Friday, December 08, 2006

Funny What Sets People Off

Unless you've been living under a J-blog rock, you've certainly heard about the story of the woman who was beaten up on a bus for refusing to sit in the back of the bus.

I don't know whether the story is true or not, nor do I have any way to verify it. However, it should be noted that the issue involved is only one of a chumra, a stringency, and certainly not one that is universally held. There was certainly no Rabbinic or Biblical commandment being disobeyed here.

And yet, could you see this story happening because she was eating treif on the bus? Could you see it happening because she was eating chometz on Pesach? Could you see it happening because she was returning from having been on the Temple Mount? Could you even see this happening because she had a tattoo?

Personally, I cannot. If someone were to tell me that she were beaten up for violating a mitzvah d'oreissa, I'd have a hard time believing it - but for this, it sadly sounds plausable.

Funny which "violations" will cause people to react violently.

The Wolf

Tuesday, November 21, 2006

Separate Sidewalks?



Much has been written about the recent Tznius asifa in Israel. I plan to comment on it too in the future, but I need to get some materials together. In short, I think that raising people's conciousness about tznius is a good thing (even if the asifa went about it in a completely wrong fashion - but that's for another post).

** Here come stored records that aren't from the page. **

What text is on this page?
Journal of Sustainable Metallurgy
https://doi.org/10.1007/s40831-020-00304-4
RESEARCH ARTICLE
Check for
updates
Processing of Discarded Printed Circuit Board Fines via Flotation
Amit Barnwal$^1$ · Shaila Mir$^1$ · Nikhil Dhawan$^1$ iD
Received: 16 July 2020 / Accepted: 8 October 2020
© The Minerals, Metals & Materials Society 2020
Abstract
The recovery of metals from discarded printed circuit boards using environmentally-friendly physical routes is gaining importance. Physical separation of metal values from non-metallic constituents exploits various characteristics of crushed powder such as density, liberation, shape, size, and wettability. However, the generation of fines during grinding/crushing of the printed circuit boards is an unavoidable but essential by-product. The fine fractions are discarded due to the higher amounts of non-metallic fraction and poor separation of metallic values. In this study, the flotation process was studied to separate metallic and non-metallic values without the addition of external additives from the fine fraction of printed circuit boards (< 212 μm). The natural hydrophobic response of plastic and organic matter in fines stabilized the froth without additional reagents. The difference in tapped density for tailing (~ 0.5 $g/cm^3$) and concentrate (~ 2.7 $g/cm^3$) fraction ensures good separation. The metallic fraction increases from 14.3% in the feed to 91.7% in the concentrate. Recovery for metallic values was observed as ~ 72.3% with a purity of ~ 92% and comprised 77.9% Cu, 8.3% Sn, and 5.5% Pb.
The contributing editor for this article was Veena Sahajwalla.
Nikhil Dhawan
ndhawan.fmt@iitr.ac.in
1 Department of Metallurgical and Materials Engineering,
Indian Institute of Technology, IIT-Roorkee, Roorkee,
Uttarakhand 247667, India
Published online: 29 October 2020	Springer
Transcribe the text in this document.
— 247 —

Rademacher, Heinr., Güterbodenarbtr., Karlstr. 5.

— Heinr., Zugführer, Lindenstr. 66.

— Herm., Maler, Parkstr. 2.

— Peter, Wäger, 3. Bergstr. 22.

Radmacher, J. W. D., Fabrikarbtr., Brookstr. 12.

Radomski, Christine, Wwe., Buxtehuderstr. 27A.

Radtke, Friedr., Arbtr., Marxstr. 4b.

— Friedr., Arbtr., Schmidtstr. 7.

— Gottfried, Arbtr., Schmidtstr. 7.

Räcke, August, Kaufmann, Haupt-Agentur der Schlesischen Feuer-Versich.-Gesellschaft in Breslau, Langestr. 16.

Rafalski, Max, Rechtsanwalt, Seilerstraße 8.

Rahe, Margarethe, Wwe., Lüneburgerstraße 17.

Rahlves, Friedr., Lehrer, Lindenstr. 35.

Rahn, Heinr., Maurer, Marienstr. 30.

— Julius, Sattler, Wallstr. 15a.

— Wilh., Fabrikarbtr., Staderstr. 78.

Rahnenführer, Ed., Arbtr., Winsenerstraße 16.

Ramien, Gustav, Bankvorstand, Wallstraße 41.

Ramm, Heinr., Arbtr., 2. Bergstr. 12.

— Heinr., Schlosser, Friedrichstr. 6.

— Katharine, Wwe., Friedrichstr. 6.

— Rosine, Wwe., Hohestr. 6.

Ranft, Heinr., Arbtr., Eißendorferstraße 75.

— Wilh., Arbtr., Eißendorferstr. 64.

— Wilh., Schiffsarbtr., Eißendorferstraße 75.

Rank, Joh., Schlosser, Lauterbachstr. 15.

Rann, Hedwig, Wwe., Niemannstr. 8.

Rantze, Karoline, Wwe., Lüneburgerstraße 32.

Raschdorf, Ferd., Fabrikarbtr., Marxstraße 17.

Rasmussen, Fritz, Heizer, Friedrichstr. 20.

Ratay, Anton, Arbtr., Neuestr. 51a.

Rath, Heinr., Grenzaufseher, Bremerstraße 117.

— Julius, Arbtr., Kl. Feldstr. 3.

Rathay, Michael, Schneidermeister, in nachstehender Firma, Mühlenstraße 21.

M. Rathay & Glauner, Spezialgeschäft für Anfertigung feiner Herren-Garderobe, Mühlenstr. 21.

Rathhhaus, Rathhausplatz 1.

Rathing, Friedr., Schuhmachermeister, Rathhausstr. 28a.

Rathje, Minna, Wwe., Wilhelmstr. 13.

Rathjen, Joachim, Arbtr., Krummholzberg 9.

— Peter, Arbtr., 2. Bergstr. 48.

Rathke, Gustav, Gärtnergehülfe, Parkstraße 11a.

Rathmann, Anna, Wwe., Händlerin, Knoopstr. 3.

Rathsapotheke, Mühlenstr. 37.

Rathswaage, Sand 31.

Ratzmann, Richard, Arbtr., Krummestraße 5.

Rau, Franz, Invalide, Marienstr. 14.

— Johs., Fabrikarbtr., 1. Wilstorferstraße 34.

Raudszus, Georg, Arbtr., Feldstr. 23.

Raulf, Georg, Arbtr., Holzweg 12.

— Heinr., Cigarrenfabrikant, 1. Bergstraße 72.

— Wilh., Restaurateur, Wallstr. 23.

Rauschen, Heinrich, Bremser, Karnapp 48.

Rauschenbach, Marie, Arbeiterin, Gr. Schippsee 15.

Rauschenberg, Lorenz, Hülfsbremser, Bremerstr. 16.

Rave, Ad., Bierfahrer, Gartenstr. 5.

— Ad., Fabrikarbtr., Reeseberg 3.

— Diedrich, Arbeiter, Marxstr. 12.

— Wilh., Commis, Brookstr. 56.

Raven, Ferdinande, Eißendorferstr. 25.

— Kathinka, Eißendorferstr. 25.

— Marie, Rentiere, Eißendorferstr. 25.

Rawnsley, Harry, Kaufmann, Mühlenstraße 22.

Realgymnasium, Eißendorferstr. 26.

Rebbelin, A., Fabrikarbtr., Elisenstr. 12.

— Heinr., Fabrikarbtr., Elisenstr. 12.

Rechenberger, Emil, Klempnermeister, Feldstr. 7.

However, there are times when it gets carried too far - and I think that the residents of Beit Shemesh (where I have relatives living) have reached that point. In parts of the town, there are now separate sidewalks for men and for women. Signs are posted on the street advising women that they have to cross over to the other side of the street. Women are not allowed on the side of the street where the shul is located.



Now, lest I sound like someone who is in favor of licentiousness and free love, let me reiterate that standards of tznius are a good thing. Lord knows I don't need to see any more bare midriffs in New York in the summer. But the idea that the sexes have to be so completely separated that they can't even walk on the same street is ludicrous.

Has there ever been a Jewish community where it was noted that this standard was observed? Did our ancestors in the midbar walk on different sides of the paths between tents? When Dovid danced in the streets, did he do it on the men's side? In any of the shtetls in Europe, was there ever a reqirement that the men and women occupy different streets?

Rabbi Maryles has noted in his blog recently the ever-increasing trend toward the separation of the sexes, starting with separate seating by weddings, to the ever-increasing fact that the kallah does not come over to the men's side during the dancing, to separate seating by Sheva Berachos - even of the chosson and kallah!

I recently read a science fiction series by Robert J. Sawyer called the Parallax Trilogy. The series centers on a world where the Neanderthals, not humans, survived and became the dominant species of the planet. On the Neanderthal world, the sexes live separate lives for most of the month. For 25 out of every thirty days, the men live in one community and the women (and small children) live in another. It is only during the remaining five days (when "Two Become One" that the men and womenfolk get together.

One has to wonder if that isn't the goal for some of the ultra-zealots - to, in short, have separate communities where men will sit and learn all day and not be distracted by the womenfolk and the women will work and support the men without being distracted by their presence. Of course, I realize that I'm greatly exaggerating the situation - after all, we're only talking about separate sidewalks, not separate houses and communities. But sometimes, I feel like that is the direction that we are headed in.

What ever happened to taking a moderate approach?